For Orlaith Young (26) not wanting children has nothing to do with either environmental or economic factors.
"I knew about two or three years ago that I didn't want to have kids," says Orlaith, a secondary school teacher from Greystones, Co Wicklow. "I just don't have a natural affinity with them and I would be too conscious I wouldn't raise them to have the social and moral capabilities that I'd want them to have.
"I'm not sure how to get the best out of them and I'd be stressed about not having nice children.
"I don't enjoy young kids and I'm impatient with them. I'd prefer to be handed a teenager if anything," Orlaith continues.
"Being a teacher probably has something to do with that but coming from a science background I'm also aware of what can go wrong genetically, and the possibility of having a child with a disability really scares me -- I just wouldn't be able to cope."
Orlaith says that the idea of adoption is more appealing, even though the thought of pregnancy and childbirth doesn't bother her at all.
"I just wouldn't want to have to give up my life. I've no problem being an auntie or whatever but I just don't want my own. Having said that, if I met someone and became involved in a serious relationship with them and they desperately wanted kids I'm not saying I wouldn't reconsider."
However, for Charlie Lewis (29) her mind has been made up for as long as she can remember, and fortunately her partner Eoghan is in agreement.
"I've always known I didn't want to have children but people always told me that that would change as I got older," says Charlie, who works as a project manager in Dublin city.
"I don't feel I'd want to take on the responsibility; it makes me nervous.
"Having seen my friends and cousins who have kids and observed what is involved, I wouldn't want the pressure of having to plan every little thing. I'm much more career-focused and I don't want to take away from that."
In contrast to Toni Vernelli's beliefs, Charlie has had people tell her it is a selfish decision not to have kids.
"A lot of older women are shocked by my decision and have told me it is selfish, but I don't take it personally. I love other people's kids, but I also love being able to hand them back.
"I come from a really close family and I'm the only one out of all of us who doesn't want children, but it's just a personal choice," says Charlie.
"My partner Eoghan feels the same, though I didn't know that until long after we'd met. We were together three years before I thought I had better broach the subject with him just in case he did want them.
"But he is very career-focused as well, and would rather concentrate on that as well as having the option to travel in later years without being tied down."
So the choice to have children is just that -- a choice.
Yet for many childless women there is still the need to defend the decision not to have kids.
In Japan, for instance, childless couples are labelled 'parasites' and accused of being unpatriotic.
In Germany and Russia, there have been discussions about introducing certain 'disadvantages' for couples without children, and in Slovakia there has even been reference to the introduction of a 'childless tax'.

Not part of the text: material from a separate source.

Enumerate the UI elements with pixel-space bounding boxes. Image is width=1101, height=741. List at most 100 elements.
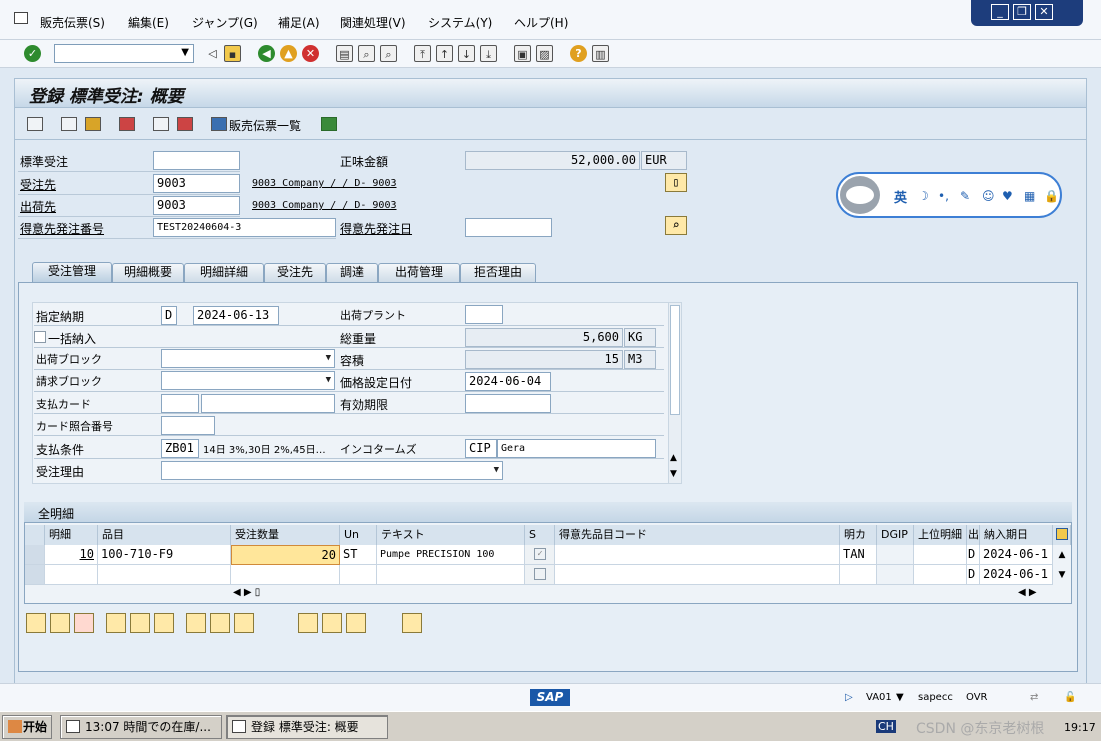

And yet if you go to the other extreme and have a big family, you can also be considered selfish and in some cases sponging off society.
So apparently, unless you have 2.4 children, a husband who works in the bank and live in a solar-heated semi-D in the leafy suburbs with a hybrid Skoda parked in the driveway, you simply can't win.
And the final word goes to Cameron Diaz. When asked if she wanted children, the actress replied: "I never say never. I don't know what's going to happen. I could end up adopting half a dozen kids, or I could end up being the next 'octomum' -- who fricking knows!"